Ne arrivano ancora italiani che cercano chance in Australia?

«Altroché. E si tratta di gente qualificata. Ingegneri, dottori, ma anche maestri. Tanti lavorano in ristoranti come facevo io e tanti, talvolta col mio aiuto - che io la parola “no” non la conosco - si stanno sistemando. Bisogna conoscere l’inglese, però».

In un modo o nell’altro lei continua a fare politica.

«Già, ma debbo rallentare. A quasi 70 anni - lo dice anche mia moglie - non si può andare sempre a tutto gas. Di una cosa, però, sono certo: oggi mi sento più siciliano di quando ho lasciato la Sicilia».

Prima di congedarci, chiuda gli occhi e ci racconti di un’emozione.

«L’arrivo a Francavilla dopo quell’ultima curva. Il mio paese si mostra in tutta la sua bellezza e la mia mente corre verso la campagna in cui andavo da piccolo: alberi di agrumi, ciliegi, ulivi, prugne, pesche e uva. Il fiume San Paolo. La vendemmia: partivamo alle 4 del mattino e a pranzo consumavamo salsiccia, pane di casa e olio.
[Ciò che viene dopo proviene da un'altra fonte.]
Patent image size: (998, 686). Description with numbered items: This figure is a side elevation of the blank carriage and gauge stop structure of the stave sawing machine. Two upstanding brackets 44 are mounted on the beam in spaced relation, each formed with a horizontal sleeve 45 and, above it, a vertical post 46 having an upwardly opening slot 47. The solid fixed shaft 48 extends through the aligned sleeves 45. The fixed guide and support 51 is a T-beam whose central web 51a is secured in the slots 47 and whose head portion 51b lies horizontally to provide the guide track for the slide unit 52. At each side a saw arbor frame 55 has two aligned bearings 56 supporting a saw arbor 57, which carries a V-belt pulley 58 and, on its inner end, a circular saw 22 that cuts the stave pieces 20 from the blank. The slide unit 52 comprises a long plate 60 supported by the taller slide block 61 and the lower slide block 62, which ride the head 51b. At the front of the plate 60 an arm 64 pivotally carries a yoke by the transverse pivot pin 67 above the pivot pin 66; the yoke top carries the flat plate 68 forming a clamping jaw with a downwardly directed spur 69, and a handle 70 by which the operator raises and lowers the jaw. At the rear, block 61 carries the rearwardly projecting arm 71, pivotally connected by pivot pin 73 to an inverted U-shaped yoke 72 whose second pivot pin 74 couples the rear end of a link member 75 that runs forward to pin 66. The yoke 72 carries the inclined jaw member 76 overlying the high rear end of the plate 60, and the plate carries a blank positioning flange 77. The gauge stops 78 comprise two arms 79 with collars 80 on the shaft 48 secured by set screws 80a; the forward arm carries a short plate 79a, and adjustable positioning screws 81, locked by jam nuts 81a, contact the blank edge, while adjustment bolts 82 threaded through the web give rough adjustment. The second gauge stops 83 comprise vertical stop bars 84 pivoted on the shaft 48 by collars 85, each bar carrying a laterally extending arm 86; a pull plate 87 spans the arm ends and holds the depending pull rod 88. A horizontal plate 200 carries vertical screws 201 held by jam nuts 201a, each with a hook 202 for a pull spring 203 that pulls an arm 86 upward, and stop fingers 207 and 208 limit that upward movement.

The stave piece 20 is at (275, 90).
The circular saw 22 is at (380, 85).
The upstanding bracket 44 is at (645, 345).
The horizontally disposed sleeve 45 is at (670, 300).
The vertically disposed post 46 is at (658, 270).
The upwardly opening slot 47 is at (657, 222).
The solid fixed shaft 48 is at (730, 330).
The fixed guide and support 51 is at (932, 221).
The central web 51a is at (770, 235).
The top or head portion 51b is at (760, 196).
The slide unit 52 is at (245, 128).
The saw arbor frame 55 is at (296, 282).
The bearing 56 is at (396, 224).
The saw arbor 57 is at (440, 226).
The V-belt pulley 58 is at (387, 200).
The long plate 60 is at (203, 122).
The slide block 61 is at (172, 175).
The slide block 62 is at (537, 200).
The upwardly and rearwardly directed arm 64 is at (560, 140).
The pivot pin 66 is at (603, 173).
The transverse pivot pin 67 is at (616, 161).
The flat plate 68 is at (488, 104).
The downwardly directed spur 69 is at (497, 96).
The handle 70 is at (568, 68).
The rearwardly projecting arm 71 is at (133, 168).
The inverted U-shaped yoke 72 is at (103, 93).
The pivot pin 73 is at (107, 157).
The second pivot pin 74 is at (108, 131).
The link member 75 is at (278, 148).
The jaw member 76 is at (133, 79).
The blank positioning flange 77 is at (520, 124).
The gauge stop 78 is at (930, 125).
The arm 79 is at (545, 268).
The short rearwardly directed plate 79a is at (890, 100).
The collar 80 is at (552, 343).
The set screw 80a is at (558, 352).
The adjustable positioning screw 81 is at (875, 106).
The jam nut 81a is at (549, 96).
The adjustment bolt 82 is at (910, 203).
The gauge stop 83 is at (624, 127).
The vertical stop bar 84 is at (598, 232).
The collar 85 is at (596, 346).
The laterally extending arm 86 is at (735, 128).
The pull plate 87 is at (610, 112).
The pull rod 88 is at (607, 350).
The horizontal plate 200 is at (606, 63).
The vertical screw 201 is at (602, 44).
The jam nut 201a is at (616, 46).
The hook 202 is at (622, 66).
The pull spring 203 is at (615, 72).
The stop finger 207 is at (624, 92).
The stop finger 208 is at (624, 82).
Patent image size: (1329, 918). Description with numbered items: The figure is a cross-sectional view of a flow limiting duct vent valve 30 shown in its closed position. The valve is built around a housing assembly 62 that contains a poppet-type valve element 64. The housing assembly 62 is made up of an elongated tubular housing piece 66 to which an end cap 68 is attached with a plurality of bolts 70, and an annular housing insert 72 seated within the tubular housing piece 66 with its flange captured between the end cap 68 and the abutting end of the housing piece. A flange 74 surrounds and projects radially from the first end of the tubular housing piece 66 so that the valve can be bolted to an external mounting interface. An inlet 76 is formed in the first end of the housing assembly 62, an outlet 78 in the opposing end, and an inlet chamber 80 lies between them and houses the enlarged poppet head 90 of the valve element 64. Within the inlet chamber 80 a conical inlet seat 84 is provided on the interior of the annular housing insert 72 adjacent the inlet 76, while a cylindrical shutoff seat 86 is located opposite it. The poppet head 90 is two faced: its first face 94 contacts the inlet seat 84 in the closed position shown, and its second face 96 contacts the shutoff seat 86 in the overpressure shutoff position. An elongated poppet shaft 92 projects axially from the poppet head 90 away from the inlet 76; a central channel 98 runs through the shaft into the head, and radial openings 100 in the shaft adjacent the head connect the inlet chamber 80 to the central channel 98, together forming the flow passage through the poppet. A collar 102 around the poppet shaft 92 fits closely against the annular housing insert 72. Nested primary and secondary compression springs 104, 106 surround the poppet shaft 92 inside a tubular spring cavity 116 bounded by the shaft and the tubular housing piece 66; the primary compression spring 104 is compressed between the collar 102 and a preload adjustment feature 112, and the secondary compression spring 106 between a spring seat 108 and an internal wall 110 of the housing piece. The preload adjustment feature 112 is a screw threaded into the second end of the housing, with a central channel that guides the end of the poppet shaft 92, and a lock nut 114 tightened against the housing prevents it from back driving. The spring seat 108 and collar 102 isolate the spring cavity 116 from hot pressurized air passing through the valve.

Sono fotografie che custodisco gelosamente nella mia mente e che diventano più nitide ogni volta che rientro in Sicilia, che incontro i miei cugini dopo essere andato al cimitero dai miei genitori. Io sono orgoglioso di quello che ho fatto, ma anche dell’Australia che ha accolto tanti italiani. E ho memoria. Per questo dico che quando dimentichi da dove sei venuto non sei una persona perbene».